Tuesday, 29 September 2015

Wave - poppies installed at Yorkshire Sculpture Park

My parents live about 20 minutes away from Yorkshire Sculpture Park (YSP), and pretty much every time I visit my childhood home I like to make a trip to YSP to enjoy the beautiful expansive green grounds and see the current exhibitions.

Over my lifetime, YSP has grown from strength to strength, and last year it was awarded the 2014 Museum of the Year. YSP is one of the four galleries making up The Yorkshire Sculpture Triangle, and with increased recognition, it continues to attract a healthy and varied audience.

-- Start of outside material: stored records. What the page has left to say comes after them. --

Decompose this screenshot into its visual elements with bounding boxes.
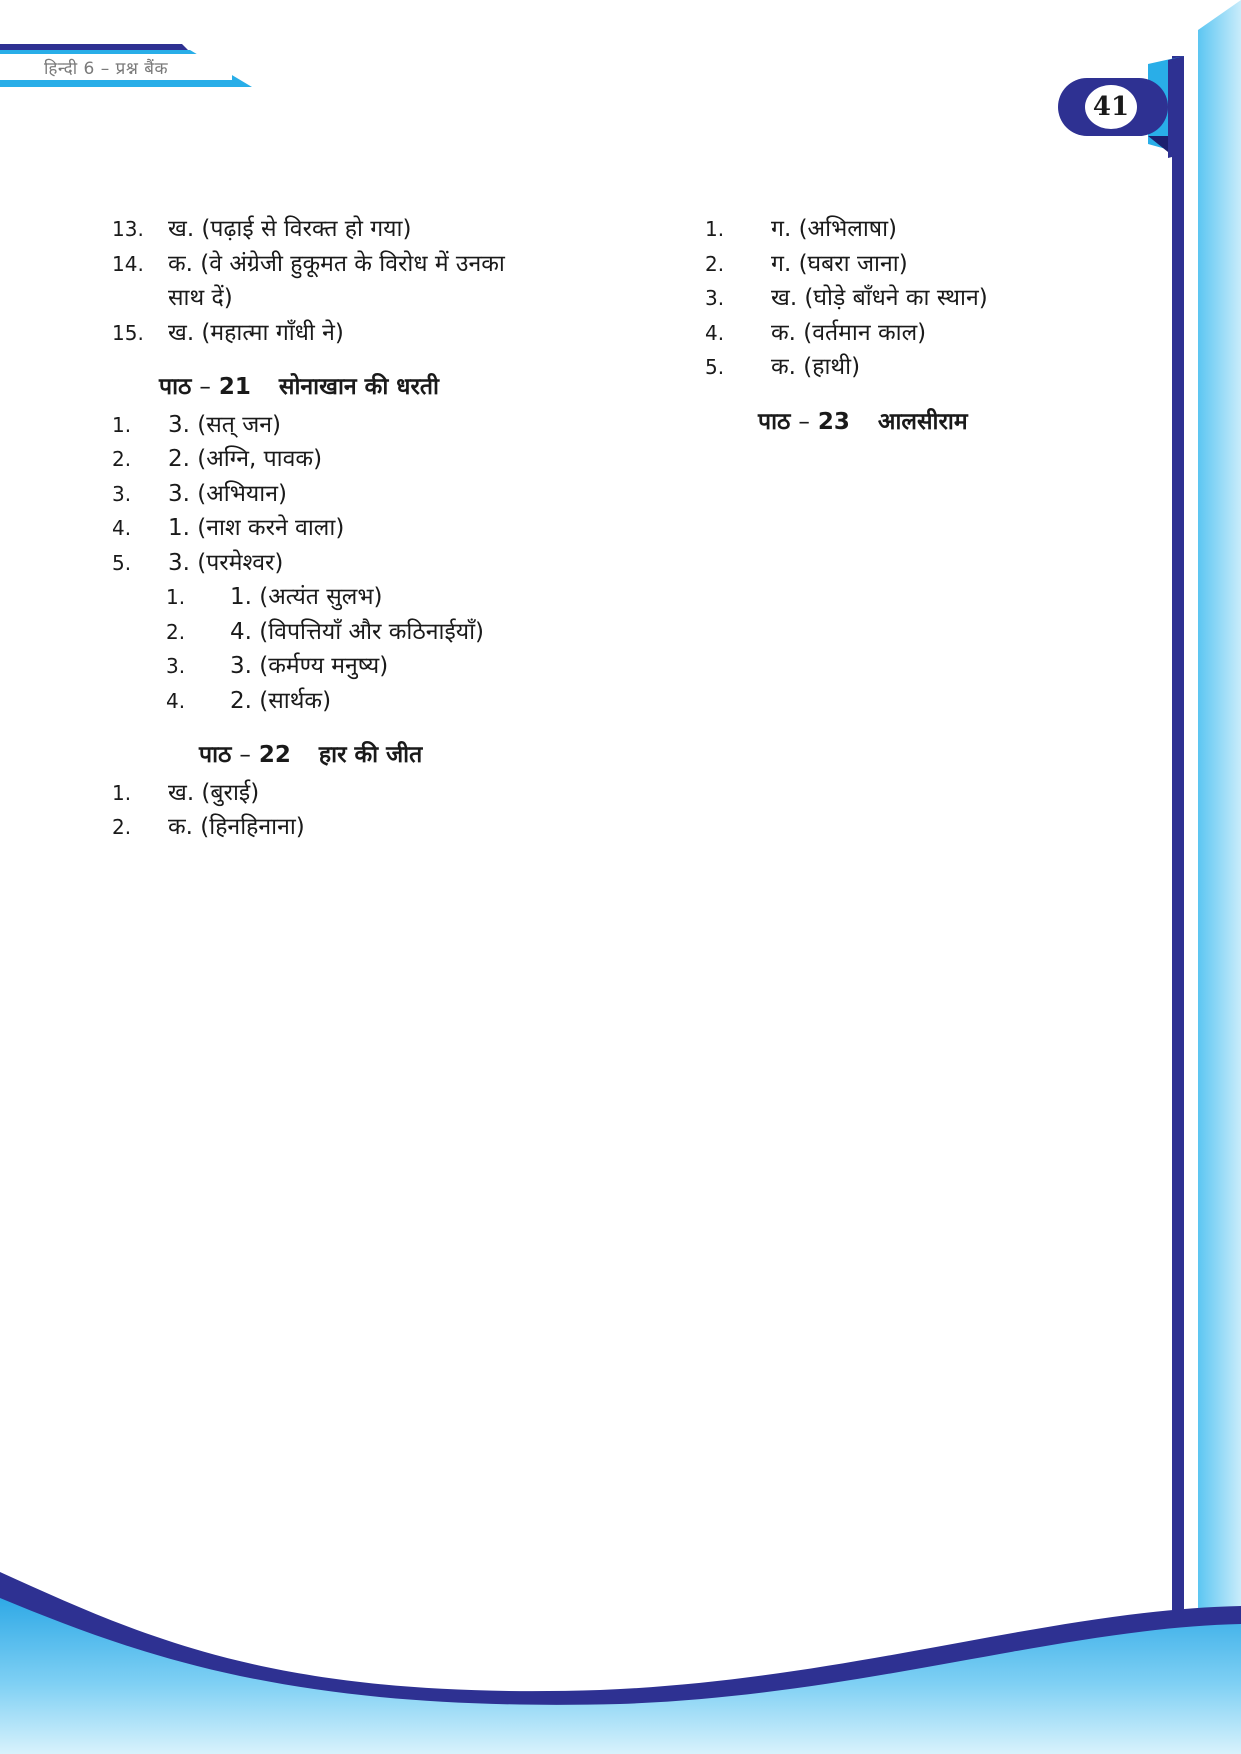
question-number: 4. <box>112 516 132 540</box>
answer-text: ख. (बुराई) <box>168 779 260 806</box>
answer-text: क. (वे अंग्रेजी हुकूमत के विरोध में उनका <box>168 250 505 277</box>
question-number: 1. <box>705 217 725 241</box>
answer-text-continued: साथ दें) <box>168 285 233 311</box>
left-column <box>112 212 612 845</box>
question-number: 5. <box>112 550 132 575</box>
answer-text: 2. (सार्थक) <box>230 687 332 714</box>
answer-text: 3. (परमेश्वर) <box>168 549 284 576</box>
answer-text: क. (वर्तमान काल) <box>771 319 927 346</box>
right-band <box>1198 0 1241 1754</box>
right-column <box>705 212 1125 442</box>
answer-row <box>705 350 1125 385</box>
lesson-number: 21 <box>218 374 251 400</box>
answer-row <box>112 546 612 581</box>
question-number: 1. <box>112 412 132 437</box>
answer-text: ख. (महात्मा गाँधी ने) <box>168 319 344 346</box>
lesson-label: पाठ <box>159 374 192 400</box>
answer-text: क. (हिनहिनाना) <box>168 814 305 840</box>
lesson-22-heading <box>112 738 612 773</box>
answer-row <box>112 316 612 351</box>
answer-row <box>112 442 612 477</box>
lesson-number: 23 <box>817 408 850 435</box>
right-bar <box>1172 56 1184 1616</box>
answer-text: ख. (घोड़े बाँधने का स्थान) <box>771 285 988 311</box>
question-number: 14. <box>112 251 144 276</box>
question-number: 5. <box>705 355 725 379</box>
sub-answer-row <box>112 649 612 684</box>
answer-text: क. (हाथी) <box>771 354 861 380</box>
question-number: 2. <box>166 619 186 644</box>
lesson-dash: – <box>798 408 810 435</box>
answer-row <box>112 511 612 546</box>
answer-row <box>705 316 1125 351</box>
question-number: 1. <box>112 780 132 805</box>
question-number: 15. <box>112 320 144 345</box>
answer-row <box>705 212 1125 247</box>
sub-answer-row <box>112 684 612 719</box>
question-number: 3. <box>705 286 725 310</box>
question-number: 13. <box>112 217 144 241</box>
answer-text: 3. (अभियान) <box>168 480 287 507</box>
question-number: 4. <box>166 688 186 713</box>
answer-row <box>705 247 1125 282</box>
question-number: 3. <box>166 654 186 678</box>
question-number: 2. <box>112 447 132 471</box>
question-number: 2. <box>705 251 725 276</box>
answer-row <box>705 281 1125 316</box>
lesson-21-heading <box>112 370 612 405</box>
answer-text: ग. (अभिलाषा) <box>771 216 898 242</box>
answer-row <box>112 810 612 845</box>
page-number-badge <box>1085 85 1137 129</box>
lesson-number: 22 <box>258 742 291 768</box>
answer-row <box>112 776 612 811</box>
question-number: 2. <box>112 815 132 839</box>
lesson-label: पाठ <box>199 742 232 768</box>
answer-row <box>112 477 612 512</box>
answer-text: ख. (पढ़ाई से विरक्त हो गया) <box>168 216 412 242</box>
page-number: 41 <box>1092 92 1130 122</box>
lesson-title: सोनाखान की धरती <box>278 374 439 400</box>
book-title: हिन्दी 6 – प्रश्न बैंक <box>44 59 168 79</box>
lesson-23-heading <box>705 405 1125 440</box>
lesson-label: पाठ <box>758 408 791 435</box>
answer-text: 3. (कर्मण्य मनुष्य) <box>230 653 389 679</box>
answer-text: 4. (विपत्तियाँ और कठिनाईयाँ) <box>230 618 485 645</box>
question-number: 3. <box>112 481 132 506</box>
sub-answer-row <box>112 615 612 650</box>
answer-text: 1. (अत्यंत सुलभ) <box>230 584 383 610</box>
answer-row <box>112 247 612 282</box>
lesson-title: आलसीराम <box>877 408 968 435</box>
answer-row <box>112 212 612 247</box>
answer-text: 1. (नाश करने वाला) <box>168 515 345 541</box>
question-number: 4. <box>705 320 725 345</box>
sub-answer-row <box>112 580 612 615</box>
answer-row <box>112 408 612 443</box>
answer-text: 2. (अग्नि, पावक) <box>168 446 323 472</box>
lesson-title: हार की जीत <box>318 742 423 768</box>
bottom-wave <box>0 1572 1241 1754</box>
lesson-dash: – <box>199 374 211 400</box>
lesson-dash: – <box>239 742 251 768</box>
question-number: 1. <box>166 585 186 609</box>
answer-text: 3. (सत् जन) <box>168 411 282 438</box>
answer-text: ग. (घबरा जाना) <box>771 250 908 277</box>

It seemed particularly busy today, maybe because of the nature of the current exhibition. 

"Wave, a sweeping arch of bright red poppy heads suspended on towering stalks, by artist Paul Cummins and designer Tom Piper, rises up from YSP’s Lower Lake, reaching over the Park’s historic Cascade Bridge.

The sculpture – along with Weeping Window, a cascade comprising several thousand handmade ceramic poppies seen pouring from a high window to the ground below – was initially conceived as one of the key dramatic sculptural elements in the installation Blood Swept Lands and Seas of Red at the Tower of London in the autumn of 2014. 

Over the course of their time at the Tower, the two sculptures were gradually surrounded by a vast field of ceramic poppies, each one planted by a volunteer in memory of the life of a British and Colonial soldier lost during the First World War. In their original setting they captured the public imagination and were visited by over five million people."


If I am completely honest, I was a little underwhelmed by the piece. Although I didn't see the poppies when they were installed in London, and so am basing my judgement purely on the documentation of the installation in the capital, Wave lacked the impact and intensity of the original artwork. I think with works like this, the wow factor is created through its scale and therefore with far fewer poppies, it is hardly surprising that the impact of Wave is reduced as opposed to when it was part of a bigger whole. 

Regardless of this, the work has attracted a huge audience, including those who have never been to YSP before. One of the questions this raises is whether it is worthwhile to exhibit a smaller part of an installation which has less of an impact in order to prolong its life and increase its reach to a wider audience.